This article first appeared in the St. Louis Beacon, Oct. 30, 2012 - Board members of the Missouri History Museum subdistrict of the Zoo-Museum District voted unanimously Tuesday to accept changes in its contract with the museum’s board.
Romondous Stover, head of the subdistrict board, called the changes "substantial and significant" and said efforts will continue to find ways to improve oversight of the museum's operations
The changes, negotiated earlier this month by former Sen. John C. Danforth, give the subdistrict a greater voice in budget and compensation matters – two areas that have been controversial in the light of the museum’s purchase of land that had been owned by former museum board member (and St. Louis mayor) Freeman Bosley Jr. The site had been designated for a community center that was never built.
Bosley’s relationship with museum director Robert Archibald – and Archibald’s compensation package – have prompted sharp criticism of the museum. After approving the contract changes last week, the museum board’s compensation committee voted to lop two years off of Archibald’s contract, which was set to take effect next year, so that it will be in effect only through 2013.
Members of the museum board – which is separate from the subdistrict board – praised Archibald’s tenure at the museum, where he became director in 1988. The museum continues to be privately owned but receives $10 million a year in tax money from the Zoo-Museum District, about 60 percent of its annual budget.
The contract changes, which the head of the museum board, Raymond Stranghoener, said were designed to create more of a partnership between the two boards, do not need to be approved by the broader board of the entire Zoo-Museum District. Membership of that board is separate from membership of the subdistrict board.
Specifically, the contract changes will:
- Create a joint budget committee with an equal number of members from the museum board and the subdistrict board, to oversee, review and approve the museum’s annual budget.
- Create a similar joint committee for executive compensation. Each year, a nationally recognized consultant on executive compensation will be retained to help set salaries.
- Require the subdistrict's approval of any unbudgeted expenditure of more than $300,000.
- Require that all real estate purchases be approved by the subdistrict whether or not public money is involved.
- Make sure that the subdistrict board receives a copy of the annual detailed audit report by the museum’s independent auditor.
- Provide the subdistrict with regular reports of attendance at traveling exhibits, regular admissions and online visits.
- Reaffirm that the board and the staff of the museum control its day-to-day operations.
The new agreement will be reviewed each December, with a committee of the subdistrict responsible for recommending possible changes. If disagreements arise that cannot be resolved during a six-month negotiating period, the agreement will terminate and tax revenue – currently $10 million a year of the museum $16 million annual budget – will end as of the end of the following year.

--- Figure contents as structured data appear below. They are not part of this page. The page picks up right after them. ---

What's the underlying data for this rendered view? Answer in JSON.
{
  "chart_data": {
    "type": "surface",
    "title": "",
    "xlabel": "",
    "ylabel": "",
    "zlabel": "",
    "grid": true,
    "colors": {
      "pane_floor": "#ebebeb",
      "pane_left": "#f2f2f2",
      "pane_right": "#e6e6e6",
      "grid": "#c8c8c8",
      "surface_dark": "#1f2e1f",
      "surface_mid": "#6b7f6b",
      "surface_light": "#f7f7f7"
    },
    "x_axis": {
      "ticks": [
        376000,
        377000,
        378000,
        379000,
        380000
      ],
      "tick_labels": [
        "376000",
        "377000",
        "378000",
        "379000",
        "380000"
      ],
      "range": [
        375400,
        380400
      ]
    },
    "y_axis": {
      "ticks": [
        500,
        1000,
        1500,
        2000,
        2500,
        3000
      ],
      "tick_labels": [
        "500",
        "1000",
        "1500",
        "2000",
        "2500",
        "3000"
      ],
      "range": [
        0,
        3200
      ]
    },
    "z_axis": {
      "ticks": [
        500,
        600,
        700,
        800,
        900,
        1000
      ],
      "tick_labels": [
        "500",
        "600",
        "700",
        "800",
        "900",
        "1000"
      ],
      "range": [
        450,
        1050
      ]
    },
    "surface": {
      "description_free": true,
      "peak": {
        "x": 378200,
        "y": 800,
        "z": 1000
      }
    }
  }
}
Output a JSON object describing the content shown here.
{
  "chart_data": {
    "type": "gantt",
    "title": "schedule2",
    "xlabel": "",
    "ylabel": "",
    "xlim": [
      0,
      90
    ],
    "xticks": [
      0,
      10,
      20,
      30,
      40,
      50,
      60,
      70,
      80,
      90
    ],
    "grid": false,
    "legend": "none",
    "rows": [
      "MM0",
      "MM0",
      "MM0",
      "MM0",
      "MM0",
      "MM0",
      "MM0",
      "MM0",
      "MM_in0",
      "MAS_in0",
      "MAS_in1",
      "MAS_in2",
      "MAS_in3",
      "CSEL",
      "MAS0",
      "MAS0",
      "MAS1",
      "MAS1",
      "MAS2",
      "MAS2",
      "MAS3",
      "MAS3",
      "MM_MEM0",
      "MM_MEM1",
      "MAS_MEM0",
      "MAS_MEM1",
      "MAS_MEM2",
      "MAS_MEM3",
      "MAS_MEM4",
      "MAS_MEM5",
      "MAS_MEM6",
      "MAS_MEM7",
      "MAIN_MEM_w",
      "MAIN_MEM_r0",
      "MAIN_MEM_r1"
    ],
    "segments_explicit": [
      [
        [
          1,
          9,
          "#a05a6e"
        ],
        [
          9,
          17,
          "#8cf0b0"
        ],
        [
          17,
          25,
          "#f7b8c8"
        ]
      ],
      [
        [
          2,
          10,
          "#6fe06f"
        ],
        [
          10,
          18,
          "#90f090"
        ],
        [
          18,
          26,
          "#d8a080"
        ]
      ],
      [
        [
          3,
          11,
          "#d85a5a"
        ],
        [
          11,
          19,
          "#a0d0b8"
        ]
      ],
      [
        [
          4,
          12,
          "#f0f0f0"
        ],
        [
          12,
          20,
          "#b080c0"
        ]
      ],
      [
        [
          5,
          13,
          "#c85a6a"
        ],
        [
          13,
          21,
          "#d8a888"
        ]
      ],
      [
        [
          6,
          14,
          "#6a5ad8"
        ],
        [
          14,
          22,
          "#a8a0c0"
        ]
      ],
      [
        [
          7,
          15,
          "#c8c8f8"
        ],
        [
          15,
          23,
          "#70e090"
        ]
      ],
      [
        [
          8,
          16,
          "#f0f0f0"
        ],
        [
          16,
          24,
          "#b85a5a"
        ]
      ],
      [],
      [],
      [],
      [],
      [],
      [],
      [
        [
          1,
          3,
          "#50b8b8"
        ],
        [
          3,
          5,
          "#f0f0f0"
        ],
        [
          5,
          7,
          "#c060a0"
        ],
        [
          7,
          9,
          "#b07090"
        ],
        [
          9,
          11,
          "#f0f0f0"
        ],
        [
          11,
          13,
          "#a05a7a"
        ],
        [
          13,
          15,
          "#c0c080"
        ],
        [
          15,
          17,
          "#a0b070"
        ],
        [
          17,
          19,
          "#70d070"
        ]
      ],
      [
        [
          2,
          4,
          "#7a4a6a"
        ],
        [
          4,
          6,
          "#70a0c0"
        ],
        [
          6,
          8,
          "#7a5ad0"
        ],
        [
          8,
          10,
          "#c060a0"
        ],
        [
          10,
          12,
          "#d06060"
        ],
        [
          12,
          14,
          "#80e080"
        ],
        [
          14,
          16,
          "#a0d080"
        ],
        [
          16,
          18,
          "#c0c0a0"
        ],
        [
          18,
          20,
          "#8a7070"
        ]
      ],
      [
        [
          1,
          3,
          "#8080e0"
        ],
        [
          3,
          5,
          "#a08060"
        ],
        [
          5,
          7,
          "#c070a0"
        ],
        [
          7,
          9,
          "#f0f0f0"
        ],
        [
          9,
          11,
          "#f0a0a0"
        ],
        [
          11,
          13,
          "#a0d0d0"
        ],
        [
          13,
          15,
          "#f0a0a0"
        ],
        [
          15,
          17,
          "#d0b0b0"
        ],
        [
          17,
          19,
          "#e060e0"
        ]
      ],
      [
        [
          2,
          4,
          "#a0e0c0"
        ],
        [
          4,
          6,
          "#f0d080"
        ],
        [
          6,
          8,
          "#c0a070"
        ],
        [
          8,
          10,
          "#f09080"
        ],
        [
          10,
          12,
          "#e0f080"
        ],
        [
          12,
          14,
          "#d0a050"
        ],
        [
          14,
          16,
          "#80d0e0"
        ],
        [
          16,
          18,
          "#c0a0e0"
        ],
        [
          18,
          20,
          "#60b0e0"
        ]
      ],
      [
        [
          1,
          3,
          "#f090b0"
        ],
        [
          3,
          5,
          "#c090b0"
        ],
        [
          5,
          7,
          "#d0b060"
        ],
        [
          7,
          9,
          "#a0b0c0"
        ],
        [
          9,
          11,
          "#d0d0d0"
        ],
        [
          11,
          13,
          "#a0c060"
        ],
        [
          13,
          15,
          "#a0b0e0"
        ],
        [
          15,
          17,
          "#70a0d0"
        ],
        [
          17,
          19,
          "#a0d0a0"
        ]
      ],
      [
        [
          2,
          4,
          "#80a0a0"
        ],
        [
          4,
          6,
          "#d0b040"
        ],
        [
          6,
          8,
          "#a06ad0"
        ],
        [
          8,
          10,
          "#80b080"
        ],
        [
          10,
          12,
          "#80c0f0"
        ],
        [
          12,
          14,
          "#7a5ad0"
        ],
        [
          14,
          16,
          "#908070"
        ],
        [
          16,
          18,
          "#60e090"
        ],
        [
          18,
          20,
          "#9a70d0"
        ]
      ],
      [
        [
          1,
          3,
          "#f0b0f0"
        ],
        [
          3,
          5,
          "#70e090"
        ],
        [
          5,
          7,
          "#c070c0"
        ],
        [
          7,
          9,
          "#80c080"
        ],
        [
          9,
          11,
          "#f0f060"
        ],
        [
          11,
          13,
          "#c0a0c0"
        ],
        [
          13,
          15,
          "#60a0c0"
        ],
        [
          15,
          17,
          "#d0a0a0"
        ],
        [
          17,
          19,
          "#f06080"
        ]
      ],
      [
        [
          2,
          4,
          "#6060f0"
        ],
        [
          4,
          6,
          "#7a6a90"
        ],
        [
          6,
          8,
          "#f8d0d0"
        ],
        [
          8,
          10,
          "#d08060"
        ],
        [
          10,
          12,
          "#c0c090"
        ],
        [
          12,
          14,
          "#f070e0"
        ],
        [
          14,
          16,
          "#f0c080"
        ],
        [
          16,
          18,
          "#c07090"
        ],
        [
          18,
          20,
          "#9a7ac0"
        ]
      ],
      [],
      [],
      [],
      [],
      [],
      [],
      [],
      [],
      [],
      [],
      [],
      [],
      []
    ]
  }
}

The museum subdistrict board voted to approve the changes after brief discussion. Member Mark Kuhlmann said he wanted to make sure the revisions do not put the subdistrict board in the role of operating the museum rather than overseeing the operations.

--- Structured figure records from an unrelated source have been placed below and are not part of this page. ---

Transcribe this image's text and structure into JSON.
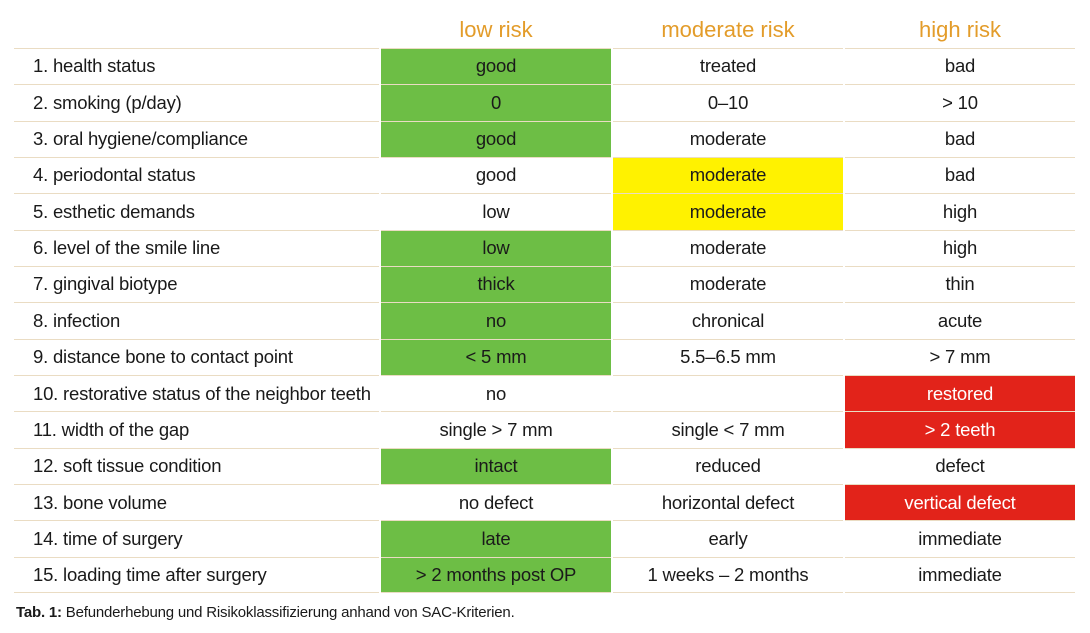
{
  "colors": {
    "header_text": "#e39c2a",
    "green": "#6dbe45",
    "yellow": "#fff200",
    "red": "#e2231a",
    "divider": "#eadcc3"
  },
  "table": {
    "headers": [
      "low risk",
      "moderate risk",
      "high risk"
    ],
    "rows": [
      {
        "label": "1. health status",
        "low": "good",
        "moderate": "treated",
        "high": "bad",
        "highlight": [
          "green",
          "",
          ""
        ]
      },
      {
        "label": "2. smoking (p/day)",
        "low": "0",
        "moderate": "0–10",
        "high": "> 10",
        "highlight": [
          "green",
          "",
          ""
        ]
      },
      {
        "label": "3. oral hygiene/compliance",
        "low": "good",
        "moderate": "moderate",
        "high": "bad",
        "highlight": [
          "green",
          "",
          ""
        ]
      },
      {
        "label": "4. periodontal status",
        "low": "good",
        "moderate": "moderate",
        "high": "bad",
        "highlight": [
          "",
          "yellow",
          ""
        ]
      },
      {
        "label": "5. esthetic demands",
        "low": "low",
        "moderate": "moderate",
        "high": "high",
        "highlight": [
          "",
          "yellow",
          ""
        ]
      },
      {
        "label": "6. level of the smile line",
        "low": "low",
        "moderate": "moderate",
        "high": "high",
        "highlight": [
          "green",
          "",
          ""
        ]
      },
      {
        "label": "7. gingival biotype",
        "low": "thick",
        "moderate": "moderate",
        "high": "thin",
        "highlight": [
          "green",
          "",
          ""
        ]
      },
      {
        "label": "8. infection",
        "low": "no",
        "moderate": "chronical",
        "high": "acute",
        "highlight": [
          "green",
          "",
          ""
        ]
      },
      {
        "label": "9. distance bone to contact point",
        "low": "< 5 mm",
        "moderate": "5.5–6.5 mm",
        "high": "> 7 mm",
        "highlight": [
          "green",
          "",
          ""
        ]
      },
      {
        "label": "10. restorative status of the neighbor teeth",
        "low": "no",
        "moderate": "",
        "high": "restored",
        "highlight": [
          "",
          "",
          "red"
        ]
      },
      {
        "label": "11. width of the gap",
        "low": "single > 7 mm",
        "moderate": "single < 7 mm",
        "high": "> 2 teeth",
        "highlight": [
          "",
          "",
          "red"
        ]
      },
      {
        "label": "12. soft tissue condition",
        "low": "intact",
        "moderate": "reduced",
        "high": "defect",
        "highlight": [
          "green",
          "",
          ""
        ]
      },
      {
        "label": "13. bone volume",
        "low": "no defect",
        "moderate": "horizontal defect",
        "high": "vertical defect",
        "highlight": [
          "",
          "",
          "red"
        ]
      },
      {
        "label": "14. time of surgery",
        "low": "late",
        "moderate": "early",
        "high": "immediate",
        "highlight": [
          "green",
          "",
          ""
        ]
      },
      {
        "label": "15. loading time after surgery",
        "low": "> 2 months post OP",
        "moderate": "1 weeks – 2 months",
        "high": "immediate",
        "highlight": [
          "green",
          "",
          ""
        ]
      }
    ]
  },
  "caption": {
    "prefix": "Tab. 1:",
    "text": " Befunderhebung und Risikoklassifizierung anhand von SAC-Kriterien."
  }
}
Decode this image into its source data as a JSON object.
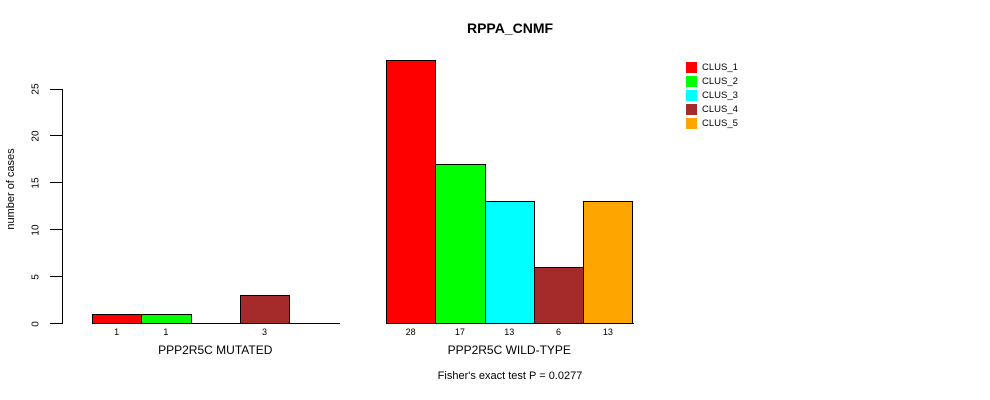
{
  "title": "RPPA_CNMF",
  "chart_data": {
    "type": "bar",
    "title": "RPPA_CNMF",
    "xlabel": "",
    "ylabel": "number of cases",
    "ylim": [
      0,
      25
    ],
    "yticks": [
      0,
      5,
      10,
      15,
      20,
      25
    ],
    "grid": false,
    "legend_position": "top-right",
    "series": [
      "CLUS_1",
      "CLUS_2",
      "CLUS_3",
      "CLUS_4",
      "CLUS_5"
    ],
    "series_colors": [
      "#ff0000",
      "#00ff00",
      "#00ffff",
      "#a52a2a",
      "#ffa500"
    ],
    "groups": [
      {
        "label": "PPP2R5C MUTATED",
        "values": [
          1,
          1,
          0,
          3,
          0
        ]
      },
      {
        "label": "PPP2R5C WILD-TYPE",
        "values": [
          28,
          17,
          13,
          6,
          13
        ]
      }
    ],
    "bar_value_labels": [
      [
        "1",
        "1",
        "",
        "3",
        ""
      ],
      [
        "28",
        "17",
        "13",
        "6",
        "13"
      ]
    ],
    "annotation": "Fisher's exact test P = 0.0277"
  }
}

If subdistrict members became a majority on any of the joint committees that the changes establish, he added, "I think it would start confusing oversight and operations. ... I think we need to keep our two roles very distinct."
After the vote, Wayne Goode, who observed the meeting as a member of the museum's board of trustees said that if the changes had been in place previously, the questions that have recently come to light concerning the purchase of the property on Delmar and Archibald's compensation could have been avoided.
"I think we wouldn't be standing here today," said Goode, a former state senator who said he has been on the museum board for a dozen years.
He said he did not think that the changes would bring any problems regarding the line between operations and oversight. And, he added, he did not think public confidence in the museum is beyond repair.
"It will take a little time," he said. "This all blew out of one issue, the property purchase, and a major mistake, not getting an appraisal. People don't like to see that. But I think we're beyond that."
As far as Archibald's compensation package, Goode said:
"People in general don't realize how complicated these organizations are, and how it takes money to get the level of people you wan. That's the way the world is."
At a meeting of the full Zoo-Museum District board Monday, the contract changes received a mixed review. Some members said they were a solid step toward correcting some of the problems that have been pinpointed in recent weeks, primarily by reporting in the Post-Dispatch. But others said they did not give the subdistrict board the controlling power it should have, and the changes in Archibald’s contract did not go far enough.